Delivering Doctor Amelia by Dan Shapiro is subtitled The Story of a Gifted Young Obstetrician's Error and the Psychologist Who Helped Her. Amazon describes it thusly:
An assistant professor of clinical psychiatry at the University of Arizona who has written about his life-threatening bout with cancer (Mom's Marijuana), Shapiro specializes in treating physicians. He recounts his experience with a patient and colleague who became convinced that she was incompetent. Dr.

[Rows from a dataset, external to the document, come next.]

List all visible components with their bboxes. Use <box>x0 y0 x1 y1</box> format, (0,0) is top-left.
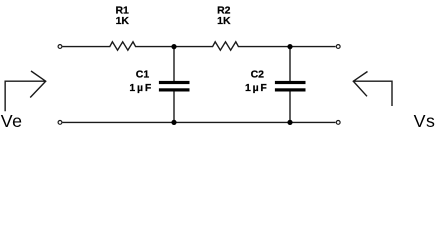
svg-text:Vs: Vs <box>414 111 436 131</box>
svg-text:1K: 1K <box>217 15 231 27</box>
svg-text:Ve: Ve <box>1 111 23 131</box>
svg-text:1µF: 1µF <box>245 82 269 94</box>
svg-text:C2: C2 <box>251 69 265 81</box>
svg-text:C1: C1 <box>136 69 150 81</box>
svg-text:1µF: 1µF <box>129 82 153 94</box>
svg-text:1K: 1K <box>116 15 130 27</box>
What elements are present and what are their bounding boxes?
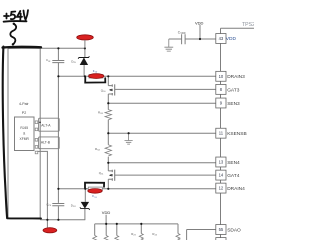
svg-text:KSENSB: KSENSB bbox=[227, 131, 246, 137]
svg-text:10: 10 bbox=[219, 74, 224, 79]
svg-text:SEN3: SEN3 bbox=[227, 101, 240, 107]
svg-text:VDD: VDD bbox=[226, 36, 237, 42]
svg-text:SDAO: SDAO bbox=[227, 227, 241, 233]
svg-text:14: 14 bbox=[219, 173, 224, 178]
svg-text:SEN4: SEN4 bbox=[227, 160, 240, 166]
svg-text:DRAIN3: DRAIN3 bbox=[227, 74, 245, 80]
svg-text:VDD: VDD bbox=[195, 20, 204, 25]
svg-text:VDD: VDD bbox=[180, 32, 185, 35]
svg-text:55: 55 bbox=[219, 227, 224, 232]
svg-text:ALT-B: ALT-B bbox=[41, 140, 51, 144]
svg-text:43: 43 bbox=[219, 36, 224, 41]
svg-text:XFMR: XFMR bbox=[20, 137, 30, 141]
svg-text:P2: P2 bbox=[22, 111, 26, 115]
svg-text:13: 13 bbox=[219, 160, 224, 165]
svg-text:4-Pair: 4-Pair bbox=[19, 102, 29, 106]
svg-text:GAT4: GAT4 bbox=[227, 173, 240, 179]
svg-text:GAT3: GAT3 bbox=[227, 87, 240, 93]
svg-text:11: 11 bbox=[219, 131, 224, 136]
svg-text:12: 12 bbox=[219, 186, 224, 191]
svg-text:RJ45: RJ45 bbox=[20, 126, 28, 130]
svg-text:VDD: VDD bbox=[102, 210, 111, 215]
svg-text:DRAIN4: DRAIN4 bbox=[227, 186, 245, 192]
svg-text:ALT-A: ALT-A bbox=[41, 123, 51, 127]
svg-text:TPS238: TPS238 bbox=[242, 22, 254, 28]
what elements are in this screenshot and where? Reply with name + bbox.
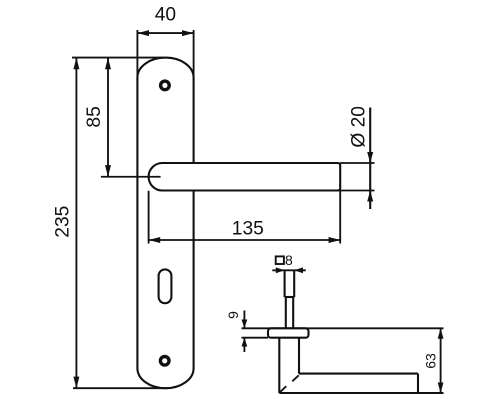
spindle lower section <box>285 297 287 328</box>
top extension line (plate top) <box>72 57 163 59</box>
dimension 63 arrows <box>438 328 444 393</box>
backplate <box>137 58 193 389</box>
handle neck (side view) <box>278 338 280 393</box>
dimension 85 arrows <box>105 58 111 177</box>
bottom extension line (plate bottom) <box>73 387 168 389</box>
svg-text:135: 135 <box>232 219 264 240</box>
dimension 235 arrows <box>73 58 79 389</box>
dimension 135 arrows <box>149 237 341 243</box>
spindle step <box>285 296 295 298</box>
diameter 20 arrows <box>367 152 373 202</box>
diameter 20 dimension line upper <box>369 108 371 210</box>
svg-text:Ø 20: Ø 20 <box>348 106 369 148</box>
dimension 9 lower extension line <box>242 337 269 339</box>
dimension 135 line <box>149 239 341 241</box>
diameter 20 extension lines <box>340 163 374 191</box>
dimension 9 lower line <box>243 338 245 352</box>
svg-text:85: 85 <box>84 106 105 127</box>
svg-text:40: 40 <box>155 4 176 25</box>
rose (side view) <box>268 328 309 337</box>
keyhole <box>159 269 172 303</box>
dimension 85 line <box>107 58 109 177</box>
square 8 symbol <box>276 256 284 264</box>
svg-text:63: 63 <box>422 353 438 369</box>
dimension 85 lower extension line (lever centerline) <box>101 176 161 178</box>
dimension 9 upper line <box>243 311 245 329</box>
top screw <box>161 81 170 90</box>
bend tangent line lower <box>280 386 287 392</box>
svg-text:9: 9 <box>225 311 241 319</box>
svg-text:235: 235 <box>52 206 73 238</box>
bend tangent line upper <box>292 375 298 381</box>
dimension 40 extension lines <box>137 30 193 80</box>
dimension 40 line <box>137 32 193 34</box>
dimension 9 arrows <box>242 320 248 347</box>
bottom screw <box>160 357 169 366</box>
dimension 40 arrows <box>137 30 193 36</box>
rose top line with 63 extension line <box>242 327 444 329</box>
grip right edge <box>417 374 419 393</box>
dimension 135 extension lines <box>149 191 341 244</box>
dimension 8 line with arrows <box>272 269 306 271</box>
grip bottom edge with 63 extension line <box>279 392 443 394</box>
lever handle (front view) <box>149 163 341 191</box>
spindle upper section <box>284 270 286 297</box>
dimension 235 line <box>75 58 77 389</box>
svg-text:8: 8 <box>285 252 293 268</box>
grip top edge <box>299 373 418 375</box>
dimension 63 line <box>440 328 442 393</box>
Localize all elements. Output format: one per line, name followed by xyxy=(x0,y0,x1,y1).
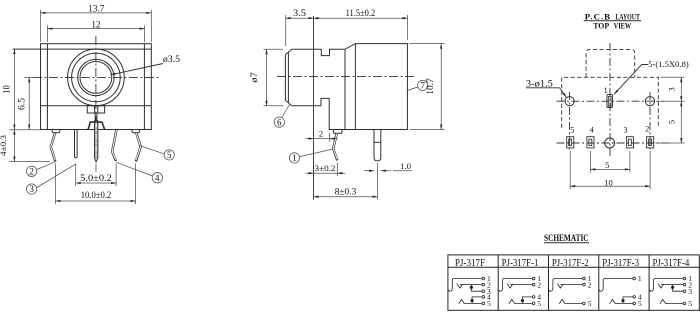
dim 4±0.3 left xyxy=(9,130,50,162)
svg-text:6: 6 xyxy=(277,117,282,127)
pin3 straight pin xyxy=(75,130,78,158)
svg-text:5: 5 xyxy=(667,120,677,124)
callout circle 7 xyxy=(407,80,427,90)
pcb bottom row centerline xyxy=(557,142,670,144)
svg-text:3: 3 xyxy=(688,287,692,296)
svg-text:10.7: 10.7 xyxy=(426,78,436,95)
dim 10.7 side xyxy=(410,44,445,130)
svg-text:11.5±0.2: 11.5±0.2 xyxy=(346,9,376,19)
svg-text:SCHEMATIC: SCHEMATIC xyxy=(544,233,589,244)
leg pin2 collar xyxy=(52,129,60,132)
side pin1 wire xyxy=(333,133,337,160)
svg-text:5: 5 xyxy=(588,299,592,308)
pcb pad 4 xyxy=(587,137,594,148)
svg-text:TOP: TOP xyxy=(593,21,610,31)
svg-text:3: 3 xyxy=(667,87,677,91)
pcb dim 5 bottom xyxy=(590,151,630,173)
leg pin5 collar xyxy=(132,129,140,132)
barrel right edge / reference line xyxy=(313,16,315,200)
body outline front view xyxy=(41,44,152,130)
svg-text:PJ-317F-4: PJ-317F-4 xyxy=(653,258,690,269)
svg-text:1: 1 xyxy=(604,86,608,95)
svg-text:10.0±0.2: 10.0±0.2 xyxy=(81,191,112,201)
wire sleeve to pin1 xyxy=(448,279,482,292)
svg-text:5: 5 xyxy=(688,299,692,308)
dim 10.0±0.2 xyxy=(56,164,136,205)
svg-text:7: 7 xyxy=(420,81,425,91)
svg-text:12: 12 xyxy=(91,21,101,31)
leg pin2 wire xyxy=(51,133,56,162)
pcb dim 10 bottom xyxy=(570,151,650,189)
svg-text:5: 5 xyxy=(570,126,574,135)
svg-text:ø7: ø7 xyxy=(250,72,260,83)
callout circle 5 xyxy=(139,146,174,161)
svg-text:4: 4 xyxy=(590,126,594,135)
dim 8±0.3 side xyxy=(314,163,378,200)
svg-text:PJ-317F: PJ-317F xyxy=(455,258,486,269)
body inner face left edge xyxy=(46,44,48,130)
schematic cell PJ-317F xyxy=(448,277,484,305)
body inner bottom step edge xyxy=(41,105,152,107)
side centerline xyxy=(277,76,415,78)
pcb center circle bottom xyxy=(605,138,615,148)
svg-text:2: 2 xyxy=(319,129,323,139)
wire pin4 xyxy=(472,297,482,304)
pcb leader 3-ø1.5 xyxy=(526,88,566,98)
svg-text:PJ-317F-1: PJ-317F-1 xyxy=(502,258,539,269)
schematic cell PJ-317F-4 xyxy=(650,277,686,305)
callout circle 4 xyxy=(116,162,162,183)
dim 3.5 side xyxy=(286,15,314,46)
pcb dim 3 right xyxy=(656,77,685,101)
svg-text:10: 10 xyxy=(604,177,613,187)
svg-text:3±0.2: 3±0.2 xyxy=(315,163,336,173)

Amelia Sorvino (the name and other details have been changed), a young obstetrician in her 30s and very popular with both patients and faculty members, suddenly stopped working and announced that she was no longer a doctor. After several visits, she told Shapiro about the incident that had driven her out of medicine. Because her patient desperately wanted a vaginal delivery, Amelia took too long to finally perform a C-section, a decision that may or may not have caused cerebral palsy in the newborn. She is now being sued for malpractice. In honest and perceptive writing, the author details the ups and downs of this therapeutic relationship and includes descriptions of events in Amelia's own words. Sympathetic to the psychological problems that were undermining his patient's career and marriage, Shapiro was, however, sometimes plagued by hostile feelings toward her. In this very sensitive and engrossing medical memoir, Shapiro explains how, after Amelia attempted suicide, he had her hospitalized for a brief period, and he then was able to help her back to emotional health.
I was never, ever, ever likely to be a doctor (woozy at the sight of blood) but I find myself fascinated by accounts by and about doctors and nurses. This one shows an oft neglected side of the medical profession: the what happens when something goes tragically wrong. It sits patiently on my tbr pile but perhaps highlighting it will send me to crack it open sooner rather than later.